Sempre li bastante, até porque, como filho de escritor, fui estimulado, tive muita mediação de leitura desde cedo. O primeiro livro inteiro que li, aos 7 anos, foi Reinações de Narizinho (1931), de Monteiro Lobato. Gostei de ler e, então, desembestei. Em casa, tínhamos um acordo: podíamos ver televisão até as 8 horas da noite e, depois, deveríamos dormir. Caso ficássemos acordados na cama, porém, teríamos de ler. Com 15, 16 anos, migrei para a literatura adulta (russa, norte-americana, francesa).
Quando e como foi a primeira vez que você leu Graciliano Ramos?
A leitura de Graciliano Ramos não foi incentivada. O meu pai tinha uma ideia, que acho certa, de que tínhamos de ler Graciliano quando fôssemos, meu irmão e eu, leitores formados. Aos 16, li Vidas Secas (1938) e houve uma modificação na imagem que eu tinha dele: do avô, o homem de quem a minha avó relembrava com amor, passou a ser um artista pelo qual comecei a ter uma reverência. Passei a reconhecer qualquer linha feita por ele sem a necessidade de assinatura. Isso me instigou, surpreendeu, provocou. Depois veio Angústia (1936), uma leitura difícil, e os demais. Adoro tudo de Graciliano.
Qual é a sua opinião sobre A Terra dos Meninos Pelados?

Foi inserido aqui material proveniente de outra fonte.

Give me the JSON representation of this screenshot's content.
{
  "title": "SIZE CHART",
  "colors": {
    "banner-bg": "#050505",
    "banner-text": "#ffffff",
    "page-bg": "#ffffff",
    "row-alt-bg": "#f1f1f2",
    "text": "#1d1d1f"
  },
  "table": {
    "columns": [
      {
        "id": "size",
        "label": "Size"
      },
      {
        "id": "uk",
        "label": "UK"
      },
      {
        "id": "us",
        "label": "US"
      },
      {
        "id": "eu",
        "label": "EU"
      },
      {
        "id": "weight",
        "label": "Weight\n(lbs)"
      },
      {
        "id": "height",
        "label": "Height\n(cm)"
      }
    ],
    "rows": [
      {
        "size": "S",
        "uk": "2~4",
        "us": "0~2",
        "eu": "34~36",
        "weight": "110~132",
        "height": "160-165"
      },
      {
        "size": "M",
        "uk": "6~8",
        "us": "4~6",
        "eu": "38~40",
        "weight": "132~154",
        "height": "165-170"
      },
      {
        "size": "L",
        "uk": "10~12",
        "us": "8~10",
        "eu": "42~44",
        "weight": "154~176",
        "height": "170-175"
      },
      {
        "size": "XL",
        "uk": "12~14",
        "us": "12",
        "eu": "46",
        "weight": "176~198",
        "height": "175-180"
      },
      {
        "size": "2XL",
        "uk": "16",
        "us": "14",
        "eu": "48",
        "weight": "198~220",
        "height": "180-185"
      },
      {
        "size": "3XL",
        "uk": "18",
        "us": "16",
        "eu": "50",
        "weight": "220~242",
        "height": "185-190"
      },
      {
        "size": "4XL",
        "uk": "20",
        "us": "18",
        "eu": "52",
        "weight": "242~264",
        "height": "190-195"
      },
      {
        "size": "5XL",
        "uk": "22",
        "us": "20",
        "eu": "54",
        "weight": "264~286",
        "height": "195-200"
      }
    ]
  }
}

Li quando adulto e gostei daquele texto um tanto quanto alegórico. Mas, confesso, quando jovem, outras coisas de Graciliano me chamavam mais atenção. Eu fui me apaixonar ao ver uma montagem teatral do título e, ao reler a obra depois da peça, apaixonei-me mais. No mestrado, na Universidade de São Paulo (USP), quis entender se existia um preconceito acerca da parte infantojuvenil de Graciliano. Comparei A Terra dos Meninos Pelados com São Bernardo (1934) e procurei ver se ambos mantêm força semelhante. Trata-se do mesmo Graciliano, do mesmo engajamento político, do mesmo escrito enxuto, da mesma obsessão por uma linguagem extremamente cuidada.
Para você, em que medida se deve ter empenho político-social nos enredos infantojuvenis?

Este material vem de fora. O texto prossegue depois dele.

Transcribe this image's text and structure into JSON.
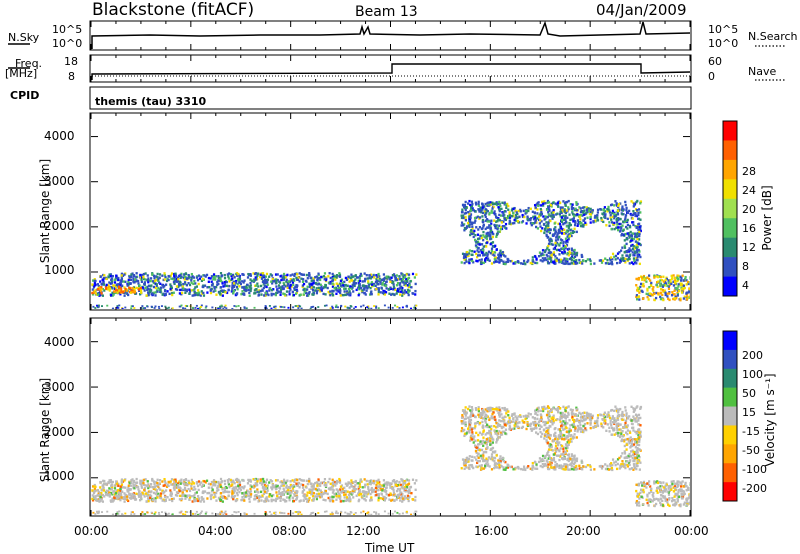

Acho importantíssimo que haja isso, desde que com certo cuidado. A literatura infantil e juvenil não foi feita para ensinar. Antes de mais nada, o leitor precisa ter ali uma diversão, adquirir o hábito da leitura. Qualquer obra literária, para ser de qualidade, precisa ter uma porção simbólica estruturada, assim como uma social, além de uma linguagem correta. Quando faço referência a um engajamento político, não digo sobre ser de esquerda ou de direita – mas, sim, sobre mostrar o contexto. E, se necessário, colocar-se dentro desse contexto.
A sua formação inicial foi na área de exatas. Por que esse caminho?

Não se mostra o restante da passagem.